报告题目:Tip-enhanced strong coupling: Broadband room temperature nano-cavity QED with single emitters
报 告 人:Markus B. Raschke (University of Colorado)
报告时间:2019年11月04日(周一)上午10:00
报告地点:物理学院新楼五楼多功能厅
报告摘要:
Optical cavities can enhance and control the light-matter interaction by modifying the local electromagnetic environment of a quantum emitter. However, large cavity mode volumes have prevented strong coupling of single emitters under ambient conditions. We demonstrate tip-enhanced strong coupling (TESC) spectroscopy, imaging, and control based on scanning probe microscopy using plasmonic antenna-tips forming a nano-cavity with the emitter [1]. With single quantum dots we observe room temperature mode splitting up to 160 meV and anti-crossing in the energy spectra with detuning, with nanometer scale mode confinement, and atomic precision spatial control [2]. In the extension to the infrared we achieve strong coupling of molecular vibrations through configurable optical interactions of a nanotip with an infrared resonant nanowire with hybridization and mode splitting [3]. We observe nanotip-induced quantum interference of vibrational excitation pathways in spectroscopic nanoimaging, associated with Purcell enhancement > 106 [4]. This work establishes a new paradigm of nano-cavity QED for coherent control of quantum states in solid state emitters and at room temperature.
References
[1] K.-D. Park et al., Nat. Nanotechnol. 13, 59 (2018).
[2] K.-D. Park et al., Science Adv. 5, eaav5931 (2019).
[3] E. A. Muller, et al., ACS Photonics 5, 3594 (2018).

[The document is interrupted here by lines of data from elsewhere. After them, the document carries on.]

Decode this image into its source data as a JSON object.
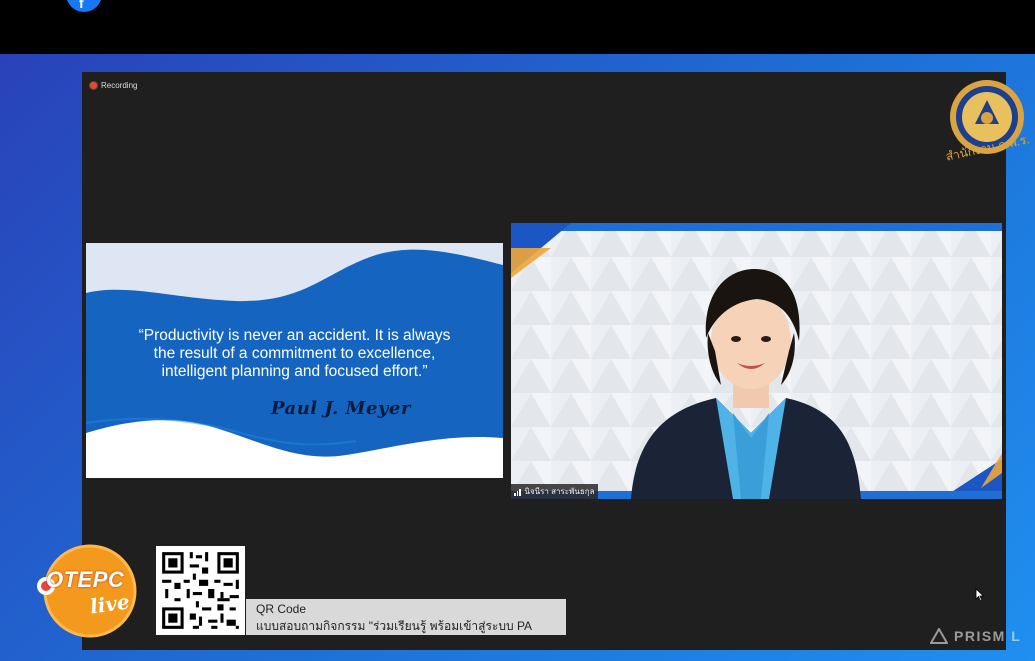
{
  "recording": {
    "label": "Recording"
  },
  "slide": {
    "quote_line1": "“Productivity is never an accident. It is always",
    "quote_line2": "the result of a commitment to excellence,",
    "quote_line3": "intelligent planning and focused effort.”",
    "author": "Paul J. Meyer"
  },
  "participant": {
    "name": "นิจนีรา สาระพันธกุล"
  },
  "qr": {
    "line1": "QR Code",
    "line2": "แบบสอบถามกิจกรรม \"ร่วมเรียนรู้ พร้อมเข้าสู่ระบบ PA"
  },
  "branding": {
    "org_text": "สำนักงาน ก.พ.ร.",
    "otepc": "OTEPC",
    "live": "live",
    "watermark": "PRISM L"
  },
  "colors": {
    "background": "#1e6fd6",
    "slide_blue": "#1565c0",
    "meeting_bg": "#1f1f1f",
    "recording_dot": "#e8453c",
    "logo_gold": "#d9a441",
    "otepc_orange": "#f39a1e"
  },
  "icons": [
    "facebook-icon",
    "recording-dot-icon",
    "signal-icon",
    "qr-code-icon",
    "prism-logo-icon",
    "mouse-cursor-icon",
    "otepc-logo",
    "government-seal-logo"
  ]
}
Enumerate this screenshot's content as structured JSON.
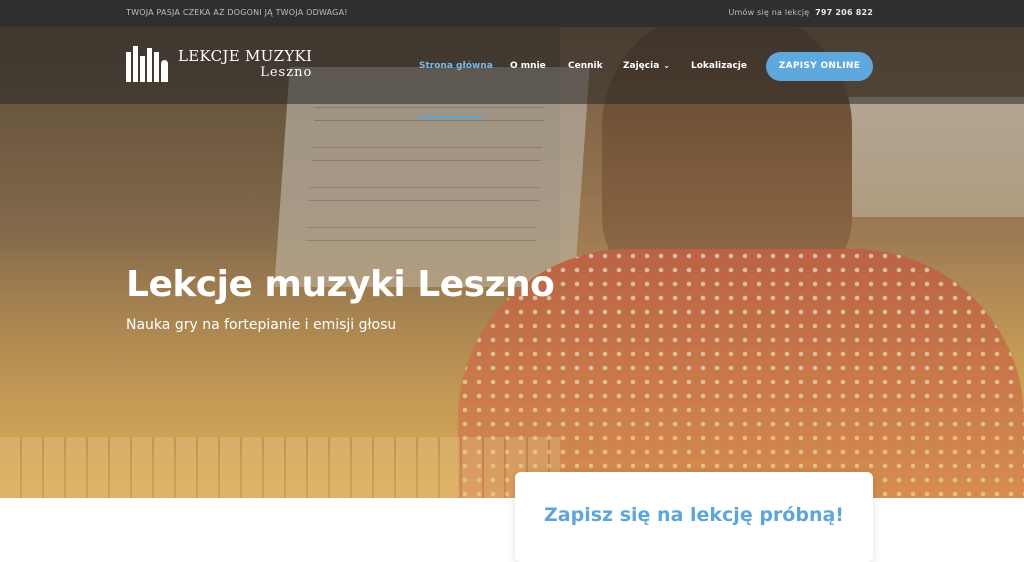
{
  "topbar": {
    "tagline": "TWOJA PASJA CZEKA AŻ DOGONI JĄ TWOJA ODWAGA!",
    "phone_label": "Umów się na lekcję",
    "phone_number": "797 206 822"
  },
  "logo": {
    "line1": "LEKCJE MUZYKI",
    "line2": "Leszno"
  },
  "nav": {
    "items": [
      {
        "label": "Strona główna",
        "active": true
      },
      {
        "label": "O mnie"
      },
      {
        "label": "Cennik"
      },
      {
        "label": "Zajęcia",
        "has_dropdown": true
      },
      {
        "label": "Lokalizacje"
      }
    ],
    "cta": "ZAPISY ONLINE"
  },
  "hero": {
    "title": "Lekcje muzyki Leszno",
    "subtitle": "Nauka gry na fortepianie i emisji głosu"
  },
  "card": {
    "title": "Zapisz się na lekcję próbną!"
  },
  "colors": {
    "accent": "#5fa8dd",
    "topbar": "#2f2f2f",
    "card_title": "#5ea6d8"
  }
}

[4] B. Metzger et al., Phys. Rev. Lett. 123, 153001 (2019).
报告人简介:
Markus Raschke is professor at the Department of Physics, Department of Chemistry, and JILA at the University of Colorado at Boulder. His research is on the development and application of new nano-scale nonlinear and ultrafast spectroscopy techniques to control the light-matter interaction on the nanoscale. These techniques allow for imaging structure and dynamics of molecular and correlated matter with nanometer spatial resolution. He received his PhD in 2000 from the Max-Planck Institute of Quantum Optics and the Technical University in Munich, Germany. Following research appointments at the University of California at Berkeley, and the Max-Born-Institute in Berlin, he became faculty member at the University of Washington in 2006, before moving with his group to Boulder in 2010. He is fellow of the Optical Society of America, the American Physical Society, and the American Association for the Advancement of Science.